En Ciudadanos, que llegaron a creerse encuestas en las que triplicaban escaños –no tienen sondeos internos– , pensaban que alcanzar los 55 parlamentarios junto al PP sólo sería factible a través de una altísima participación que rozase el 70 por ciento. Desde primera hora se pudo comprobar que nada más lejos de la realidad. La movilización del electorado se redujo con respecto a la anterior cita con las urnas y, sin embargo, la sorpresa surgió cuando el voto que se quedó en casa era mayoritariamente de izquierdas.

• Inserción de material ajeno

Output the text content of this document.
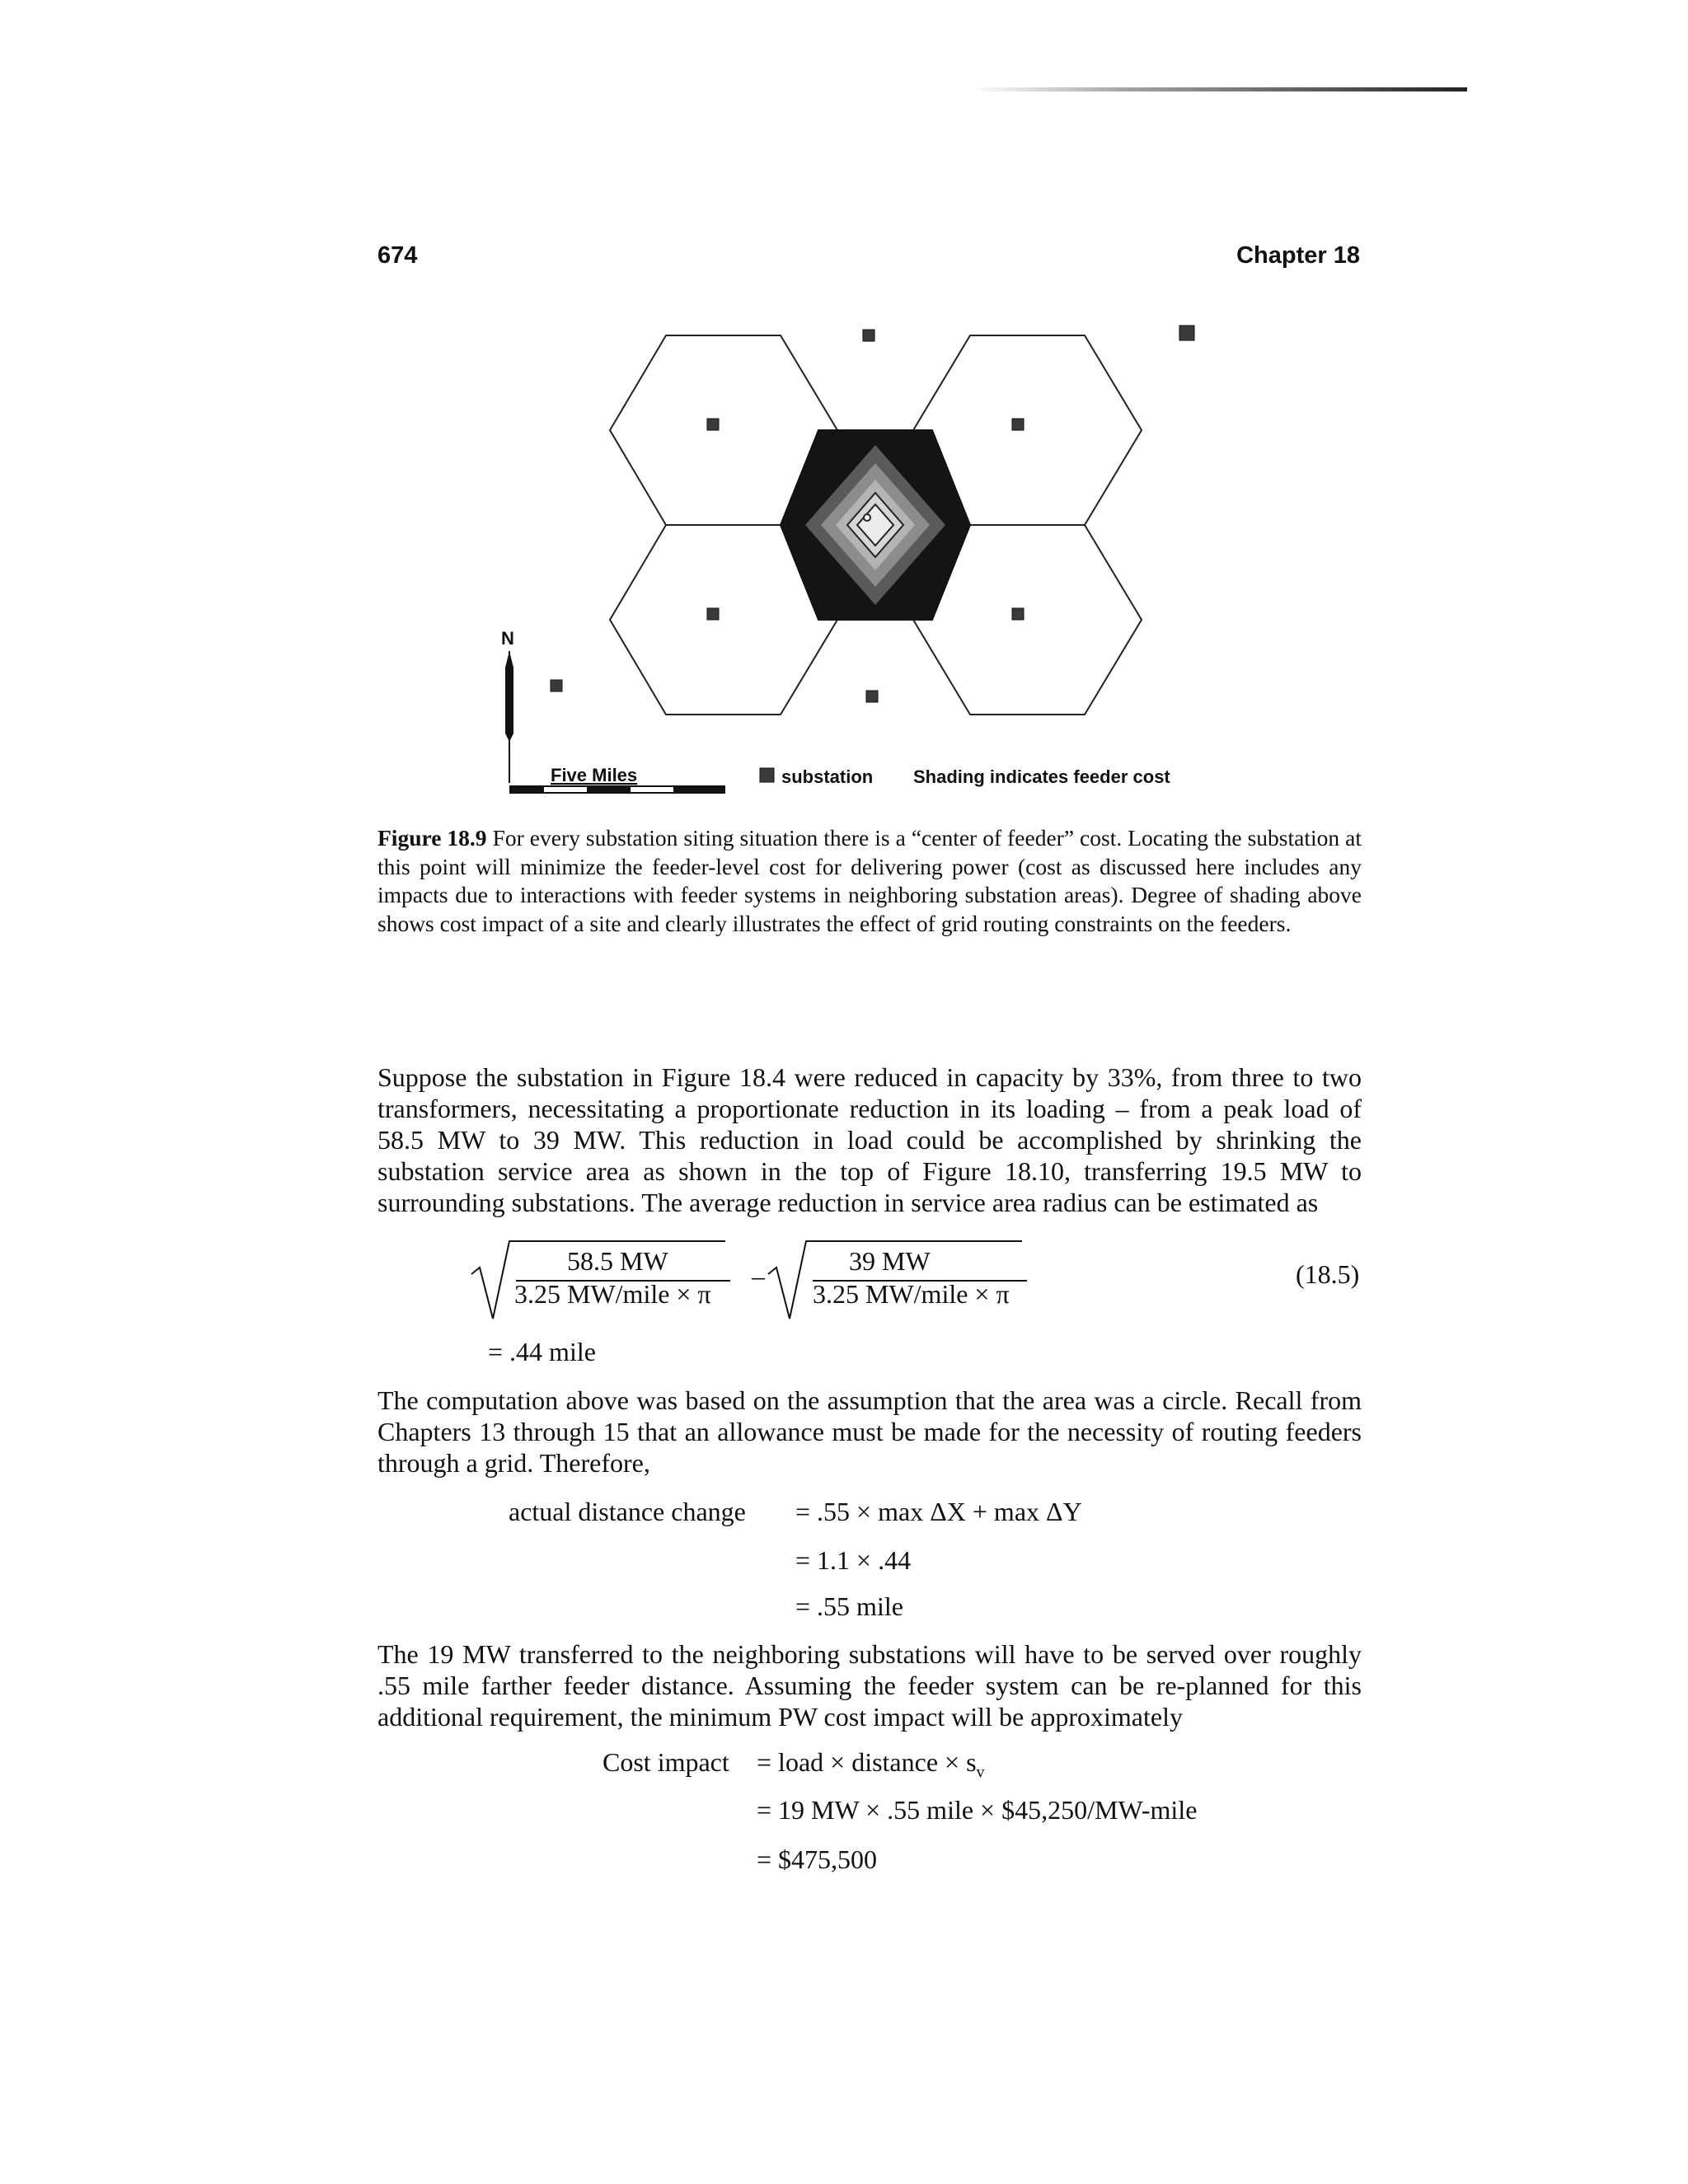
674	Chapter 18
N
Five Miles	substation Shading indicates feeder cost
Figure 18.9 For every substation siting situation there is a “center of feeder” cost. Locating the substation at this point will minimize the feeder-level cost for delivering power (cost as discussed here includes any impacts due to interactions with feeder systems in neighboring substation areas). Degree of shading above shows cost impact of a site and clearly illustrates the effect of grid routing constraints on the feeders.
Suppose the substation in Figure 18.4 were reduced in capacity by 33%, from three to two transformers, necessitating a proportionate reduction in its loading – from a peak load of 58.5 MW to 39 MW. This reduction in load could be accomplished by shrinking the substation service area as shown in the top of Figure 18.10, transferring 19.5 MW to surrounding substations. The average reduction in service area radius can be estimated as
58.5 MW
3.25 MW/mile × π
–	39 MW
3.25 MW/mile × π
(18.5)
= .44 mile
The computation above was based on the assumption that the area was a circle. Recall from Chapters 13 through 15 that an allowance must be made for the necessity of routing feeders through a grid. Therefore,
actual distance change = .55 × max ΔX + max ΔY
= 1.1 × .44
= .55 mile
The 19 MW transferred to the neighboring substations will have to be served over roughly .55 mile farther feeder distance. Assuming the feeder system can be re-planned for this additional requirement, the minimum PW cost impact will be approximately
Cost impact = load × distance × $s_v$
= 19 MW × .55 mile × $45,250/MW-mile
= $475,500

Juan Marín compareció eufórico por un «día histórico» que permitirá acabar con cuarenta años de Gobierno socialista. «Le doy las gracias a todos esos andaluces que creían en este cambio. Le hemos dado una gran oportunidad a esta tierra y a nuestros hijos. Espero que Andalucía sea feliz», señaló entre vítores de sus militantes al grito de «¡ahora sí!» y «¡presidente, presidente!». Además, se postuló como único candidato legitimado para liderar el cambio por representar a una fuerza emergente. «Hemos pedido a los andaluces votos para el cambio, hoy hay diputados que suman para ese cambio en el que todos creíamos. A los que han estado cuarenta años viviendos de los andaluces se les acabó el chollo». «Adiós, Susanita», gritaban al unísino.